The first white settlers arrived along the banks of the St. Croix River to log its rich forests. In 1838, early residents in Stillwater, the county seat, formally petitioned Congress to create a new state called Minnesota. Today, its residents are more likely to commute to the booming Twin Cities. A fifth of its residents have moved in since 2000, blending its rural roots with exurban sprawl.
Washington County voted twice for George W. Bush, then twice for Obama. Clinton carried Washington County by just 1.8 percentage points, almost exactly the margin by which she carried Minnesota as a whole.
9. Hillsborough County, NH
Hillary Clinton won New Hampshire by 3,000 votes. In Hillsborough County, however, Trump won by 500 votes. Approximately 25% of the state’s voters live in this county. GOP strategist Mike Dennehy said, “Hillsborough tends to represent the state in terms of electoral outcomes.”
Analysis: Hillsborough was a historically Republican county, dating back to the 19th century. But party affiliations have changed as more Bostonians move north and commute back to the city; Obama won Hillsborough twice.
And while Trump won narrowly in 2016, there are signs of serious discontent. The 2018 midterm elections wiped out many Hillsborough members of the state legislature; today, Democrats hold two-thirds of the state House districts in the county.
10. Lincoln County, ME
“Lincoln County reflects many of today’s most fraught political dividing lines all in one, and all well-balanced. For two centuries it has been a working-class hub, home of shipbuilding industries and the lobster fisheries that give Maine its distinctive contribution to American cuisine,” said Maine-based journalist Colin Woodard.
He added that, “At the same time, its picturesque islands and landscapes have made it a longtime tourism destination, from the Gilded Age to today. A mix of working class fishermen, deep-pocketed retirees (both liberal and conservative) and tourism-dependent workers and business owners, partisan political contests are highly contested at almost every level, from town councils and the state legislature to Congress and the presidency.”

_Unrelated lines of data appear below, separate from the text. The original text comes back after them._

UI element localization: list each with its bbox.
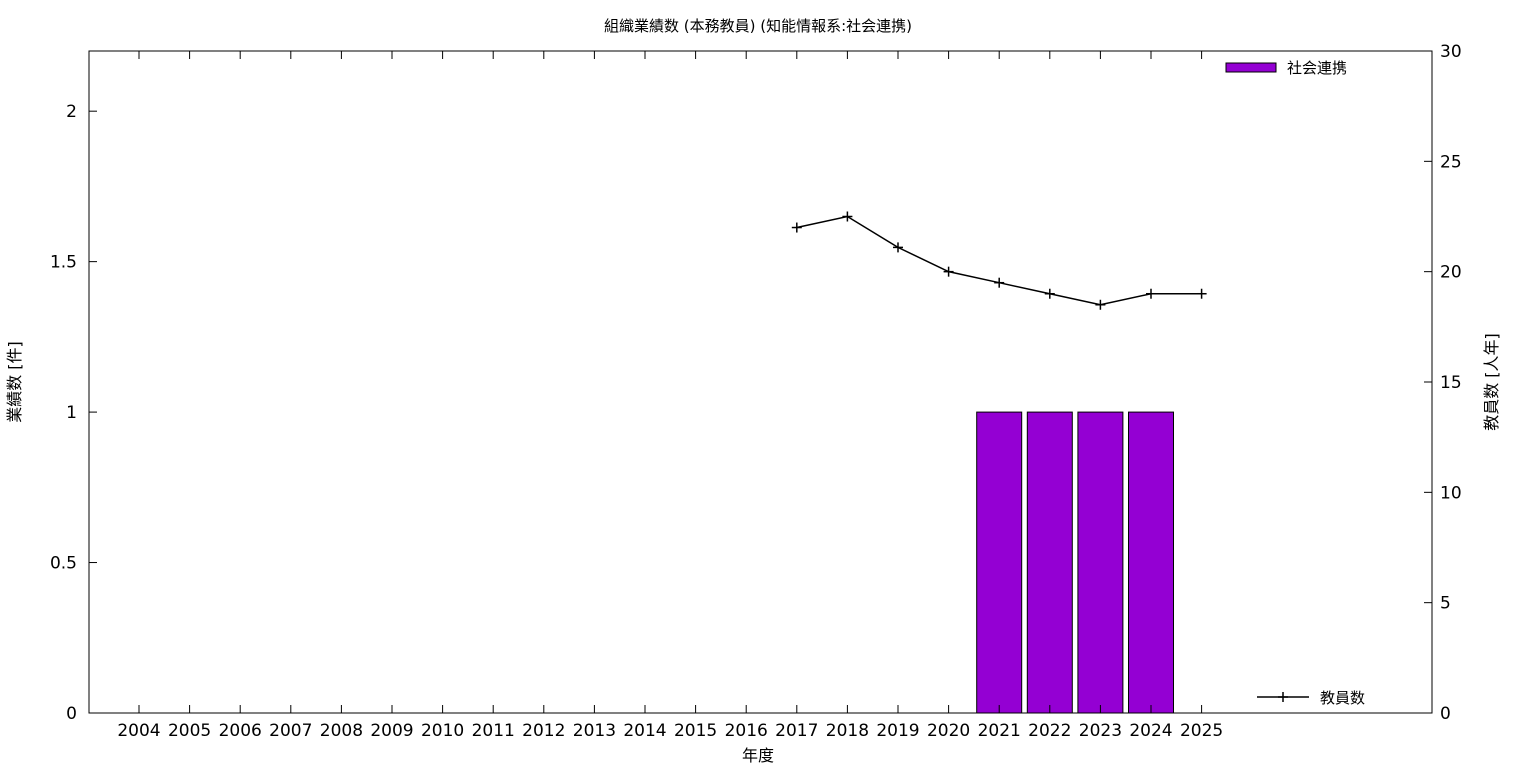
y2-tick-label: 15 (1440, 373, 1462, 393)
x-tick-label: 2012 (522, 721, 565, 741)
y-tick-label: 2 (66, 102, 77, 122)
bar (1128, 411, 1174, 714)
x-tick-label: 2022 (1028, 721, 1071, 741)
bars-layer (976, 411, 1174, 714)
y-tick-label: 1.5 (50, 253, 77, 273)
y2-tick-label: 25 (1440, 152, 1462, 172)
x-tick-label: 2014 (623, 721, 666, 741)
y2-tick-label: 0 (1440, 704, 1451, 724)
legend-line-label: 教員数 (1320, 689, 1365, 707)
y-tick-label: 1 (66, 403, 77, 423)
series-line (796, 215, 1202, 306)
y-tick-label: 0.5 (50, 554, 77, 574)
y-tick-label: 0 (66, 704, 77, 724)
x-tick-label: 2017 (775, 721, 818, 741)
bar (1077, 411, 1124, 714)
x-tick-label: 2020 (927, 721, 970, 741)
y-axis-title: 業績数 [件] (5, 341, 24, 423)
legend-line: 教員数 (1257, 689, 1365, 707)
x-tick-label: 2018 (826, 721, 869, 741)
x-tick-label: 2007 (269, 721, 312, 741)
x-tick-label: 2019 (876, 721, 919, 741)
x-tick-label: 2021 (978, 721, 1021, 741)
plot-frame (88, 50, 1433, 714)
x-tick-label: 2025 (1180, 721, 1223, 741)
x-tick-label: 2023 (1079, 721, 1122, 741)
y2-axis-title: 教員数 [人年] (1482, 333, 1501, 431)
x-axis-title: 年度 (742, 746, 774, 765)
x-tick-label: 2004 (117, 721, 160, 741)
y2-tick-label: 20 (1440, 263, 1462, 283)
chart-title: 組織業績数 (本務教員) (知能情報系:社会連携) (604, 17, 912, 35)
legend-bars: 社会連携 (1225, 59, 1347, 77)
bar (1026, 411, 1073, 714)
x-tick-label: 2011 (472, 721, 515, 741)
x-tick-label: 2006 (219, 721, 262, 741)
x-tick-label: 2016 (725, 721, 768, 741)
legend-bar-label: 社会連携 (1287, 59, 1347, 77)
x-tick-label: 2015 (674, 721, 717, 741)
x-tick-label: 2009 (370, 721, 413, 741)
line-layer (791, 211, 1207, 310)
y2-tick-label: 30 (1440, 42, 1462, 62)
x-tick-label: 2005 (168, 721, 211, 741)
x-tick-label: 2008 (320, 721, 363, 741)
bar (976, 411, 1023, 714)
x-tick-label: 2010 (421, 721, 464, 741)
x-tick-label: 2013 (573, 721, 616, 741)
ticks-layer: 2004 2005 2006 2007 2008 2009 2010 2011 2012 2013… (50, 42, 1462, 741)
legend-bar-swatch (1225, 62, 1277, 73)
y2-tick-label: 5 (1440, 594, 1451, 614)
y2-tick-label: 10 (1440, 483, 1462, 503)
x-tick-label: 2024 (1129, 721, 1172, 741)
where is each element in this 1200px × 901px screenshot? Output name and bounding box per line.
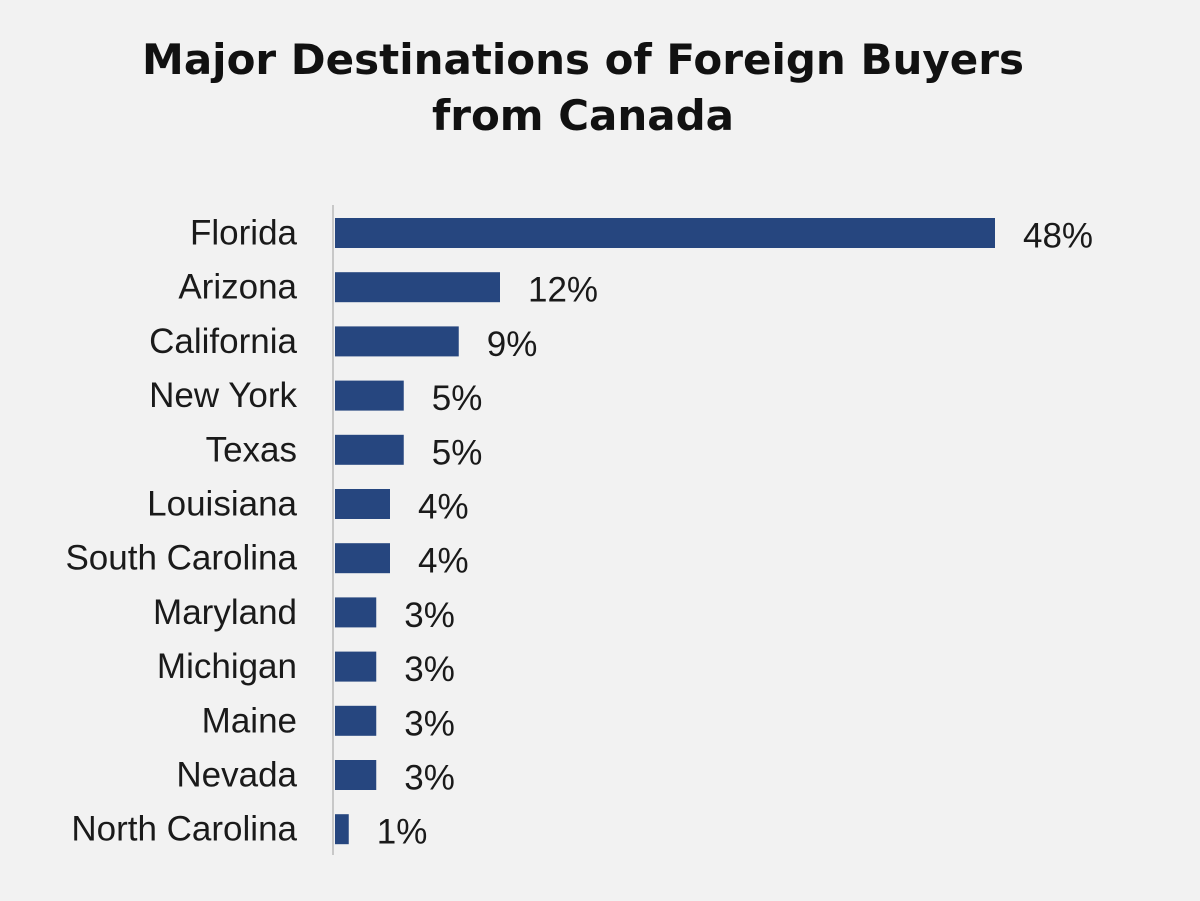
category-label: New York <box>149 376 297 415</box>
bar <box>335 760 377 790</box>
chart-title-line-2: from Canada <box>431 91 735 140</box>
category-label: Michigan <box>157 647 297 686</box>
value-label: 3% <box>404 759 455 798</box>
value-label: 3% <box>404 650 455 689</box>
category-label: North Carolina <box>71 810 297 849</box>
category-label: Maryland <box>153 593 297 632</box>
bar <box>335 651 377 682</box>
value-label: 4% <box>418 542 469 581</box>
value-label: 12% <box>528 271 598 310</box>
value-label: 3% <box>404 704 455 743</box>
bar <box>335 380 404 411</box>
chart-title: Major Destinations of Foreign Buyers fro… <box>0 32 1166 144</box>
value-label: 3% <box>404 596 455 635</box>
bar <box>335 814 349 845</box>
bar <box>335 272 500 303</box>
category-label: Louisiana <box>147 485 297 524</box>
value-label: 5% <box>432 379 483 418</box>
bar <box>335 489 390 519</box>
bar <box>335 434 404 465</box>
bar <box>335 218 995 248</box>
category-label: Nevada <box>176 756 297 795</box>
bar <box>335 705 377 736</box>
category-label: California <box>149 322 297 361</box>
category-label: Texas <box>206 430 297 469</box>
value-label: 5% <box>432 433 483 472</box>
bar <box>335 597 377 628</box>
bar <box>335 543 390 574</box>
chart-title-line-1: Major Destinations of Foreign Buyers <box>142 35 1024 84</box>
bar <box>335 326 459 357</box>
category-label: Florida <box>190 214 298 253</box>
value-label: 4% <box>418 488 469 527</box>
category-label: Arizona <box>178 268 297 307</box>
category-label: Maine <box>202 701 297 740</box>
value-label: 48% <box>1023 217 1093 256</box>
value-label: 1% <box>377 813 428 852</box>
value-label: 9% <box>487 325 538 364</box>
category-label: South Carolina <box>65 539 297 578</box>
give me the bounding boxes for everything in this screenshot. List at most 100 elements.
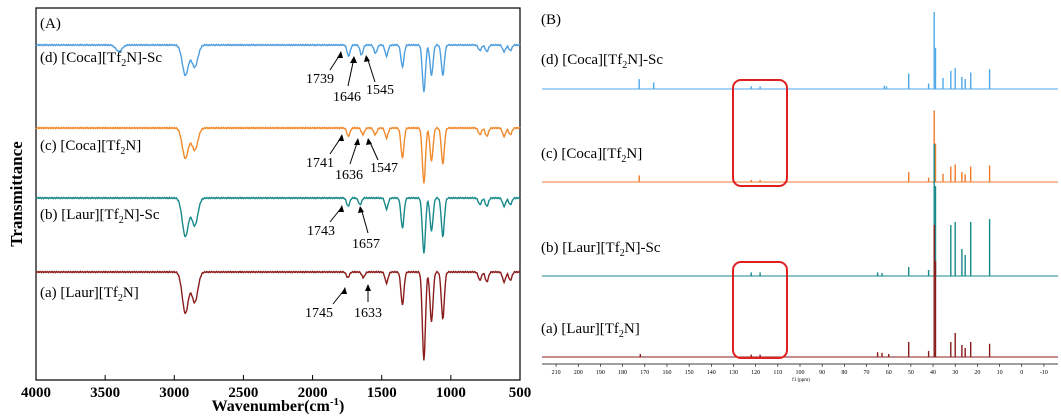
panel-b-x-tick-label: 190 [596, 370, 605, 376]
panel-a-trace-label-d-sub: 2 [121, 58, 126, 69]
panel-b-x-tick-label: 100 [796, 370, 805, 376]
panel-a-x-ticks: 4000 3500 3000 2500 2000 1500 1000 500 [21, 375, 531, 401]
panel-b-trace-label-a-sub: 2 [619, 329, 624, 340]
panel-b-x-tick-label: 110 [773, 370, 782, 376]
panel-a-trace-label-b-post: N]-Sc [124, 207, 160, 223]
panel-b-x-tick-label: 140 [707, 370, 716, 376]
peak-label-a-1745: 1745 [305, 306, 333, 321]
panel-b-x-tick-label: 180 [618, 370, 627, 376]
panel-b-x-tick-label: 210 [552, 370, 561, 376]
panel-a-x-tick-label: 500 [509, 385, 532, 401]
panel-b-x-axis: 210 200 190 180 170 160 150 140 130 120 110 100 90 80… [542, 363, 1058, 383]
panel-a-trace-label-c-post: N] [125, 138, 141, 154]
peak-label-d-1545: 1545 [366, 83, 394, 98]
panel-b-x-tick-label: 90 [819, 370, 825, 376]
panel-b-x-tick-label: 200 [574, 370, 583, 376]
panel-a-trace-label-c-sub: 2 [120, 146, 125, 157]
panel-a-traces [35, 43, 521, 361]
panel-a-trace-label-a-pre: (a) [Laur][Tf [40, 285, 118, 301]
panel-b-traces [542, 12, 1058, 358]
panel-b-trace-label-b-pre: (b) [Laur][Tf [541, 240, 620, 256]
panel-b-x-ticks: 210 200 190 180 170 160 150 140 130 120 110 100 90 80… [552, 364, 1048, 376]
panel-a-trace-label-d-pre: (d) [Coca][Tf [40, 50, 121, 66]
panel-b-x-tick-label: 0 [1020, 370, 1023, 376]
panel-b-x-tick-label: 120 [751, 370, 760, 376]
panel-a-x-tick-label: 4000 [21, 385, 51, 401]
panel-b-trace-label-b-sub: 2 [620, 248, 625, 259]
arrowhead-b-1657 [358, 206, 364, 213]
arrowhead-a-1745 [341, 287, 347, 294]
peak-label-b-1657: 1657 [352, 237, 380, 252]
arrowhead-c-1741 [338, 134, 344, 141]
panel-a-x-axis-label-close: ) [339, 398, 344, 415]
panel-b-trace-label-a: (a) [Laur][Tf2N] [541, 321, 640, 340]
panel-a-trace-label-d-post: N]-Sc [126, 50, 162, 66]
ftir-trace-d [35, 43, 521, 93]
peak-label-d-1739: 1739 [306, 72, 334, 87]
panel-b-x-tick-label: 130 [729, 370, 738, 376]
peak-label-a-1633: 1633 [354, 306, 382, 321]
panel-b-trace-label-d-pre: (d) [Coca][Tf [541, 52, 622, 68]
panel-b-x-tick-label: 160 [662, 370, 671, 376]
panel-b-x-tick-label: 80 [841, 370, 847, 376]
panel-b-trace-label-c-post: N] [626, 146, 642, 162]
panel-a-trace-label-b: (b) [Laur][Tf2N]-Sc [40, 207, 160, 226]
arrowhead-d-1646 [350, 56, 357, 63]
panel-b-trace-label-b-post: N]-Sc [625, 240, 661, 256]
panel-b-trace-label-b: (b) [Laur][Tf2N]-Sc [541, 240, 661, 259]
panel-b-trace-label-d-sub: 2 [622, 60, 627, 71]
panel-a-x-tick-label: 3000 [159, 385, 189, 401]
panel-b-x-tick-label: 20 [974, 370, 980, 376]
peak-label-d-1646: 1646 [333, 90, 361, 105]
panel-a-peak-labels: 1739 1646 1545 1741 1636 1547 1743 1657 … [305, 72, 398, 321]
panel-b-x-tick-label: 150 [685, 370, 694, 376]
panel-a: (A) Transmittance 4000 3500 3000 2500 2000 15… [7, 7, 531, 415]
panel-b-label: (B) [541, 12, 561, 28]
peak-label-c-1636: 1636 [335, 168, 363, 183]
peak-label-b-1743: 1743 [307, 224, 335, 239]
panel-a-trace-label-c: (c) [Coca][Tf2N] [40, 138, 141, 157]
panel-a-x-axis: 4000 3500 3000 2500 2000 1500 1000 500 Wavenumb… [21, 375, 531, 415]
panel-b: (B) (d) [Coca][Tf2N]-Sc (c) [Coca][Tf2N]… [541, 12, 1058, 383]
panel-a-trace-label-d: (d) [Coca][Tf2N]-Sc [40, 50, 162, 69]
panel-a-x-axis-label: Wavenumber(cm-1) [212, 396, 345, 415]
panel-b-x-tick-label: 60 [886, 370, 892, 376]
panel-a-label: (A) [40, 16, 61, 32]
panel-b-x-tick-label: 30 [952, 370, 958, 376]
panel-a-x-tick-label: 2000 [298, 385, 328, 401]
panel-a-frame [35, 7, 521, 381]
panel-b-trace-label-d: (d) [Coca][Tf2N]-Sc [541, 52, 663, 71]
arrowhead-a-1633 [365, 284, 371, 291]
panel-a-x-axis-label-exp: -1 [330, 396, 339, 408]
panel-a-x-tick-label: 1500 [367, 385, 397, 401]
peak-label-c-1741: 1741 [306, 156, 334, 171]
panel-a-trace-label-b-sub: 2 [119, 215, 124, 226]
panel-b-x-tick-label: 170 [640, 370, 649, 376]
ftir-trace-c [35, 126, 521, 184]
panel-a-x-axis-label-main: Wavenumber(cm [212, 398, 331, 415]
panel-a-trace-label-a: (a) [Laur][Tf2N] [40, 285, 139, 304]
panel-b-trace-label-c: (c) [Coca][Tf2N] [541, 146, 642, 165]
highlight-box-lower [732, 261, 788, 359]
panel-a-trace-label-c-pre: (c) [Coca][Tf [40, 138, 120, 154]
panel-b-trace-label-c-pre: (c) [Coca][Tf [541, 146, 621, 162]
panel-b-trace-label-a-post: N] [624, 321, 640, 337]
peak-label-c-1547: 1547 [370, 161, 398, 176]
ftir-trace-a [35, 270, 521, 361]
ftir-trace-b [35, 196, 521, 254]
panel-a-trace-label-a-sub: 2 [118, 293, 123, 304]
highlight-box-upper [732, 79, 788, 187]
arrowhead-d-1739 [337, 51, 343, 58]
arrowhead-c-1636 [354, 138, 360, 145]
panel-a-x-tick-label: 1000 [436, 385, 466, 401]
panel-b-trace-label-d-post: N]-Sc [627, 52, 663, 68]
panel-b-trace-label-a-pre: (a) [Laur][Tf [541, 321, 619, 337]
panel-b-x-tick-label: 10 [997, 370, 1003, 376]
panel-a-x-tick-label: 2500 [228, 385, 258, 401]
panel-b-x-tick-label: 40 [930, 370, 936, 376]
panel-a-y-axis-label: Transmittance [7, 141, 26, 247]
panel-b-x-tick-label: 50 [908, 370, 914, 376]
arrowhead-d-1545 [364, 55, 370, 62]
panel-a-trace-label-b-pre: (b) [Laur][Tf [40, 207, 119, 223]
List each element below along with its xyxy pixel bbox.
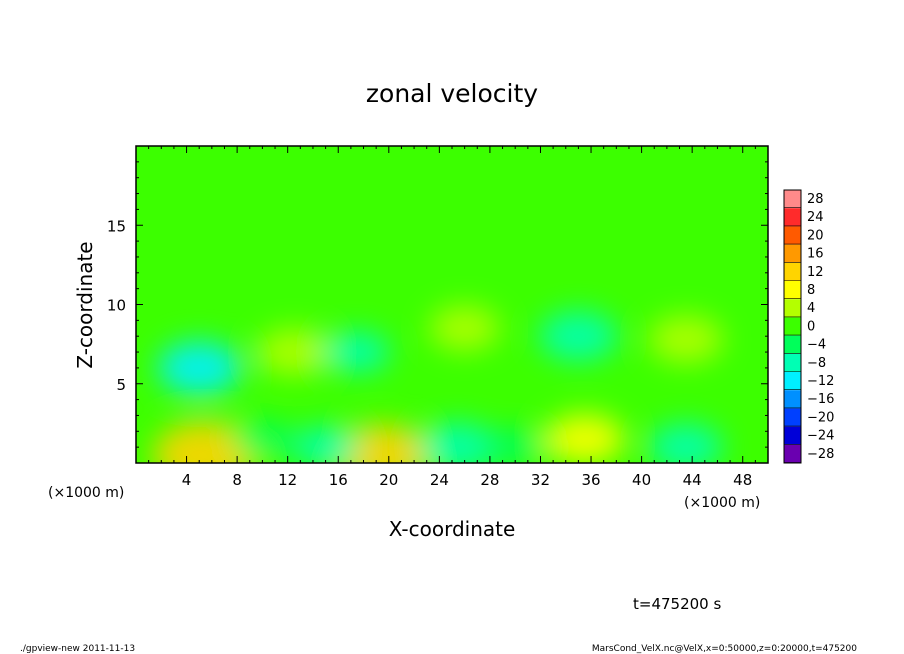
- x-tick-label: 40: [632, 471, 651, 489]
- x-tick-label: 20: [379, 471, 398, 489]
- heatmap-feature-10: [648, 423, 724, 463]
- colorbar-swatch: [784, 281, 801, 300]
- colorbar-swatch: [784, 299, 801, 318]
- heatmap-feature-11: [292, 426, 359, 463]
- colorbar-label: −16: [807, 392, 834, 407]
- heatmap-background: [136, 146, 768, 463]
- x-tick-label: 44: [683, 471, 702, 489]
- heatmap-feature-4: [429, 305, 500, 351]
- x-unit-right: (×1000 m): [684, 495, 760, 511]
- colorbar-label: 28: [807, 192, 824, 207]
- heatmap-feature-2: [545, 414, 625, 463]
- x-tick-label: 16: [329, 471, 348, 489]
- x-tick-label: 36: [581, 471, 600, 489]
- colorbar-swatch: [784, 190, 801, 209]
- colorbar-label: 4: [807, 301, 815, 316]
- x-tick-label: 4: [182, 471, 192, 489]
- heatmap-feature-8: [538, 311, 619, 362]
- colorbar-label: −24: [807, 429, 834, 444]
- colorbar-swatch: [784, 426, 801, 445]
- colorbar-frame: [783, 189, 802, 464]
- colorbar-swatch: [784, 408, 801, 427]
- x-tick-label: 24: [430, 471, 449, 489]
- x-unit-left: (×1000 m): [48, 485, 124, 501]
- heatmap-feature-1: [334, 424, 431, 463]
- colorbar-swatch: [784, 262, 801, 281]
- y-tick-label: 15: [107, 217, 126, 235]
- colorbar-swatch: [784, 372, 801, 391]
- y-tick-label: 10: [107, 297, 126, 315]
- colorbar-label: −4: [807, 338, 826, 353]
- colorbar-swatch: [784, 444, 801, 463]
- colorbar-swatch: [784, 353, 801, 372]
- heatmap-feature-6: [157, 341, 241, 395]
- x-axis-label: X-coordinate: [389, 517, 516, 541]
- colorbar-label: 0: [807, 319, 815, 334]
- time-stamp: t=475200 s: [633, 595, 721, 613]
- colorbar-label: −20: [807, 410, 834, 425]
- colorbar-swatch: [784, 208, 801, 227]
- heatmap-feature-7: [324, 331, 391, 374]
- colorbar-label: 12: [807, 265, 824, 280]
- x-tick-label: 8: [232, 471, 242, 489]
- heatmap-feature-5: [648, 315, 724, 364]
- colorbar-label: 16: [807, 247, 824, 262]
- colorbar-swatch: [784, 317, 801, 336]
- heatmap-feature-3: [256, 328, 332, 376]
- colorbar-label: 20: [807, 228, 824, 243]
- heatmap-feature-12: [231, 419, 294, 459]
- colorbar-label: 24: [807, 210, 824, 225]
- x-tick-label: 12: [278, 471, 297, 489]
- colorbar-label: −28: [807, 447, 834, 462]
- colorbar-swatch: [784, 226, 801, 245]
- colorbar-label: −12: [807, 374, 834, 389]
- x-tick-label: 28: [480, 471, 499, 489]
- colorbar-label: −8: [807, 356, 826, 371]
- footer-right: MarsCond_VelX.nc@VelX,x=0:50000,z=0:2000…: [592, 644, 857, 654]
- colorbar-swatch: [784, 335, 801, 354]
- chart-title: zonal velocity: [366, 79, 538, 108]
- colorbar-label: 8: [807, 283, 815, 298]
- y-axis-label: Z-coordinate: [73, 241, 97, 368]
- heatmap-feature-13: [484, 427, 546, 463]
- colorbar-swatch: [784, 244, 801, 263]
- y-tick-label: 5: [116, 376, 126, 394]
- colorbar: 28 24 20 16 12 8 4 0 −4 −8 −12 −16 −20 −24 −28: [783, 189, 834, 464]
- colorbar-swatch: [784, 390, 801, 409]
- x-tick-label: 32: [531, 471, 550, 489]
- x-tick-label: 48: [733, 471, 752, 489]
- footer-left: ./gpview-new 2011-11-13: [20, 644, 135, 654]
- heatmap-feature-9: [418, 421, 498, 463]
- heatmap-feature-0: [152, 421, 259, 463]
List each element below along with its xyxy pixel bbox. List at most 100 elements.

Analysis: Those rival factions fought to a near draw in 2016. Clinton won Lincoln County, 47.6 percent to 45.2 percent — nearly identical to her 2-point win in the popular vote. If Trump keeps his blue-collar base, or if ancestral Republicans break against him and cost him the White House, Lincoln County will be the microcosm through which to view the 2020 outcome.
Though there seems to be movement to the left in many of these counties, it will be interesting to see if traditional Democrats are willing to support any of the far left candidates (outside of Biden) who are currently competing for the nomination. All of the counties on this list are comprised of working-class, middle-class Americans who might not quite be ready for open borders, free health care for illegals, late-term abortions or the rest of the new policies favored by the left. It’s disheartening to think that conservative or moderate Democrats might be ready to take the leap into socialism.
If any one of the Democratic candidates currently running should win the presidency, the United States, as we’ve known it, will be gone. And I hope that voters understand that.